Ukraine could not guarantee the supply of gas for Bulgaria during the winter as all guarantees are in the hands of Russia’s Gazprom Company. The EU Commission must assume a firmer position vis-a-vis the wishes of the Russian company. This was what Mykhaylo Honchar, a member of the Ukrainian team which conducts the gas negotiations with Russia, told Bulgarian National Radio on 25 October.
“Ukraine has no contractual relations with companies in Europe, including Bulgaria, thus it is unable to guarantee the gas supply. All guarantees are in the hands of “Gazprom” because it has signed the contracts with its European partners and with Bulgaria. Precisely because of it the guarantees on the part of Ukraine have only technical character, related to the volume of gas that enters our system and the quantity of gas that leaves the system” Honchar told Bulgarian National Radio.
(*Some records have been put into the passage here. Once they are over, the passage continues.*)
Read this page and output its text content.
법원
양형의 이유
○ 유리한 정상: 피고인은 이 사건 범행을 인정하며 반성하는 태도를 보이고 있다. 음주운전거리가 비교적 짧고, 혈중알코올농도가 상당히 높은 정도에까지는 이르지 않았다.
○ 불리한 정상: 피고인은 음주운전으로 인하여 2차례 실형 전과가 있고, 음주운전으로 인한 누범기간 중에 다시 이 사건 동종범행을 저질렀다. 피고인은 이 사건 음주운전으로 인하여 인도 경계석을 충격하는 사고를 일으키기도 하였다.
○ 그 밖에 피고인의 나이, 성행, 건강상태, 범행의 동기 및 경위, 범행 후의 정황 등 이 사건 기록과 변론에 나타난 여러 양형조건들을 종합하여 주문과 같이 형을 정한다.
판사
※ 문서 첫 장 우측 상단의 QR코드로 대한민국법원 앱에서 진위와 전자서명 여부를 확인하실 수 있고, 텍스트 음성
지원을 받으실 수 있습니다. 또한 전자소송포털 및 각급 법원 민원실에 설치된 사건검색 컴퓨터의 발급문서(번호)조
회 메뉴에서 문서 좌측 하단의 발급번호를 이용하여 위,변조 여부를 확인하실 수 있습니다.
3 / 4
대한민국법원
A significant progress has been marked at the negotiations in Brussels despite the fact that the Russian position has clearly indicated that Russia was not interested in reaching any agreements, Honchar said further on 25 October.
According to him, the Russian side was by all means protracting the negotiations, something that indicated that it was not interested in their successful completion, but rather in their failure.
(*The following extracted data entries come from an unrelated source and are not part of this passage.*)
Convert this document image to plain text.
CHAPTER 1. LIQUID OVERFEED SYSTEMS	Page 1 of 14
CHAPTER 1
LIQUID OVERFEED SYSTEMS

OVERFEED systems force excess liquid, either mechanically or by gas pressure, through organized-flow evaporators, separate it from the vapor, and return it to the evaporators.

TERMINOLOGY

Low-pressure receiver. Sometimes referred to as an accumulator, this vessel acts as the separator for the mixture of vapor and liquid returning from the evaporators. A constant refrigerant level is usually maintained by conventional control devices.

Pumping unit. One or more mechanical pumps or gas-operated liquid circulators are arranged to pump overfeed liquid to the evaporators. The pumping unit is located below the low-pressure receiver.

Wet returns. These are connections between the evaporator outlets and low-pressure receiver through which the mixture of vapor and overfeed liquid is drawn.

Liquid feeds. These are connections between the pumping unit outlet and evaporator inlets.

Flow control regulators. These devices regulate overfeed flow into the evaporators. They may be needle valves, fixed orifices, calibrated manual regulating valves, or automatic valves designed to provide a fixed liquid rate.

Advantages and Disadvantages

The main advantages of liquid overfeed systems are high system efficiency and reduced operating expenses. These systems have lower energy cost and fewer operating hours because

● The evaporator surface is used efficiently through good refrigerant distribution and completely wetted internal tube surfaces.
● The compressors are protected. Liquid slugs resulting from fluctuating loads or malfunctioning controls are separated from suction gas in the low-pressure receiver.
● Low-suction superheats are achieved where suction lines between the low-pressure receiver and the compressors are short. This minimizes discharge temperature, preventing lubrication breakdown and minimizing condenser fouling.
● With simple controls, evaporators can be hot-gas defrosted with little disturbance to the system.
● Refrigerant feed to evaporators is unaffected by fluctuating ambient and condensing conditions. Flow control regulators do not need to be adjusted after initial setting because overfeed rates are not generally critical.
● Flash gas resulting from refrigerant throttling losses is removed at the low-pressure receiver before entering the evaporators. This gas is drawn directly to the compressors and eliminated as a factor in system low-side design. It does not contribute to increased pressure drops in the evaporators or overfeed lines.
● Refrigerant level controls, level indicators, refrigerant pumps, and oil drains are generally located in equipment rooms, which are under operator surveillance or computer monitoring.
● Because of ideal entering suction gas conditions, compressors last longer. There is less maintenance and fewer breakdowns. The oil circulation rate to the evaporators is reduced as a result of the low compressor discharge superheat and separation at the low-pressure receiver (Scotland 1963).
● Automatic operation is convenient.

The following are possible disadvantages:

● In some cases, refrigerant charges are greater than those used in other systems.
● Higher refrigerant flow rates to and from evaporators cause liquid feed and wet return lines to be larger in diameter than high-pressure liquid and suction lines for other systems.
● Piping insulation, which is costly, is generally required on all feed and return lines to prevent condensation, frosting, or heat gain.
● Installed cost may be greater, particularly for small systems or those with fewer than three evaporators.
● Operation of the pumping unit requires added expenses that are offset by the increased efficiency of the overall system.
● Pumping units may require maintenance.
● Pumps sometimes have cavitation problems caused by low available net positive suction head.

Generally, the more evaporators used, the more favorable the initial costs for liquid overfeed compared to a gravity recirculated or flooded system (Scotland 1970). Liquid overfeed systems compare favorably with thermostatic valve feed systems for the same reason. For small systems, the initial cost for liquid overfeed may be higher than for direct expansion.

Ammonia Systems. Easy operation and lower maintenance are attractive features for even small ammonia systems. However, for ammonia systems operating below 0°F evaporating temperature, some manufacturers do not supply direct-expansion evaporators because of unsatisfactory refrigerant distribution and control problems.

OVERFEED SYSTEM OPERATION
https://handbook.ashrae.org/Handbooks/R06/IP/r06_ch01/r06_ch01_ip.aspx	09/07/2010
“All this is done with the purpose of applying pressure on the European partners in order to prompt the construction of the ‘South Stream’ gas pipeline project. To be honest – this has been why the entire armed campaign against Ukraine has been conducted. When in 2009 Russia accused Ukraine of being the main culprit for the gas crisis – the Russian claim has not corresponded to the truth at all, because Ukraine was precisely transmitting the quantity of gas Russia was allocating. Therefore, the current situation was identical. If Russia protracts the negotiations and rejects both the proposals of Ukraine and the EU Commission, it could mean only one thing, namely, that Russia has been planning a third gas crisis aimed at repeating the pattern of the 2009 crisis,” Honchar said on 25 October.
According to him, the gas supply negotiations could have a far greater success if the EU Commission assumed a firmer position towards the wishes of “Gazprom.”
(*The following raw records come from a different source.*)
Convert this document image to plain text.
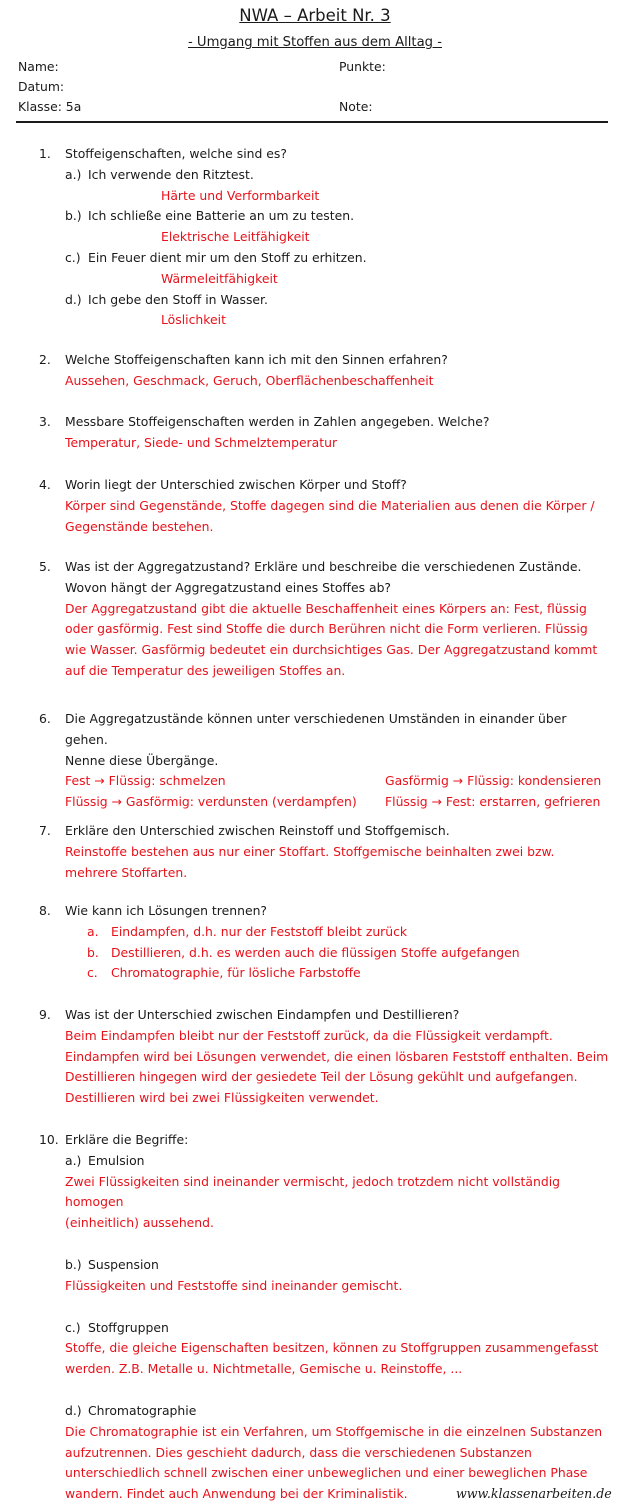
NWA – Arbeit Nr. 3
- Umgang mit Stoffen aus dem Alltag -
Name:
Datum:
Klasse: 5a
Punkte:
Note:
1.	Stoffeigenschaften, welche sind es?
a.) Ich verwende den Ritztest.
Härte und Verformbarkeit
b.) Ich schließe eine Batterie an um zu testen.
Elektrische Leitfähigkeit
c.) Ein Feuer dient mir um den Stoff zu erhitzen.
Wärmeleitfähigkeit
d.) Ich gebe den Stoff in Wasser.
Löslichkeit
2.	Welche Stoffeigenschaften kann ich mit den Sinnen erfahren?
Aussehen, Geschmack, Geruch, Oberflächenbeschaffenheit
3.	Messbare Stoffeigenschaften werden in Zahlen angegeben. Welche?
Temperatur, Siede- und Schmelztemperatur
4.	Worin liegt der Unterschied zwischen Körper und Stoff?
Körper sind Gegenstände, Stoffe dagegen sind die Materialien aus denen die Körper /
Gegenstände bestehen.
5.	Was ist der Aggregatzustand? Erkläre und beschreibe die verschiedenen Zustände.
Wovon hängt der Aggregatzustand eines Stoffes ab?
Der Aggregatzustand gibt die aktuelle Beschaffenheit eines Körpers an: Fest, flüssig
oder gasförmig. Fest sind Stoffe die durch Berühren nicht die Form verlieren. Flüssig
wie Wasser. Gasförmig bedeutet ein durchsichtiges Gas. Der Aggregatzustand kommt
auf die Temperatur des jeweiligen Stoffes an.
6.	Die Aggregatzustände können unter verschiedenen Umständen in einander über gehen.
Nenne diese Übergänge.
Fest → Flüssig: schmelzen	Gasförmig → Flüssig: kondensieren
Flüssig → Gasförmig: verdunsten (verdampfen) Flüssig → Fest: erstarren, gefrieren
7.	Erkläre den Unterschied zwischen Reinstoff und Stoffgemisch.
Reinstoffe bestehen aus nur einer Stoffart. Stoffgemische beinhalten zwei bzw.
mehrere Stoffarten.
8.	Wie kann ich Lösungen trennen?
a. Eindampfen, d.h. nur der Feststoff bleibt zurück
b. Destillieren, d.h. es werden auch die flüssigen Stoffe aufgefangen
c. Chromatographie, für lösliche Farbstoffe
9.	Was ist der Unterschied zwischen Eindampfen und Destillieren?
Beim Eindampfen bleibt nur der Feststoff zurück, da die Flüssigkeit verdampft.
Eindampfen wird bei Lösungen verwendet, die einen lösbaren Feststoff enthalten. Beim
Destillieren hingegen wird der gesiedete Teil der Lösung gekühlt und aufgefangen.
Destillieren wird bei zwei Flüssigkeiten verwendet.
10. Erkläre die Begriffe:
a.) Emulsion
Zwei Flüssigkeiten sind ineinander vermischt, jedoch trotzdem nicht vollständig homogen
(einheitlich) aussehend.
b.) Suspension
Flüssigkeiten und Feststoffe sind ineinander gemischt.
c.) Stoffgruppen
Stoffe, die gleiche Eigenschaften besitzen, können zu Stoffgruppen zusammengefasst
werden. Z.B. Metalle u. Nichtmetalle, Gemische u. Reinstoffe, ...
d.) Chromatographie
Die Chromatographie ist ein Verfahren, um Stoffgemische in die einzelnen Substanzen
aufzutrennen. Dies geschieht dadurch, dass die verschiedenen Substanzen
unterschiedlich schnell zwischen einer unbeweglichen und einer beweglichen Phase
wandern. Findet auch Anwendung bei der Kriminalistik.	www.klassenarbeiten.de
“In order to avoid the problems the EU must work out a consolidated position towards Russia. If this materializes then we would have the chance of surviving the coming winter and compelling ‘Gazprom‘ to act in a reasonable manner. If the EU demonstrated a weakness – and precisely this has been what we have seen in recent months – Russia, naturally, would act according to a script aimed at destabilizing the situation, because it has several strategic goals and one of them, which directly affects Bulgaria, was unfreezing the ‘South Stream’ gas pipeline construction, while in practice this projects harms the EU’s energy security,” Mkhaylo Honchar told Bulgarian National Radio on 25 October.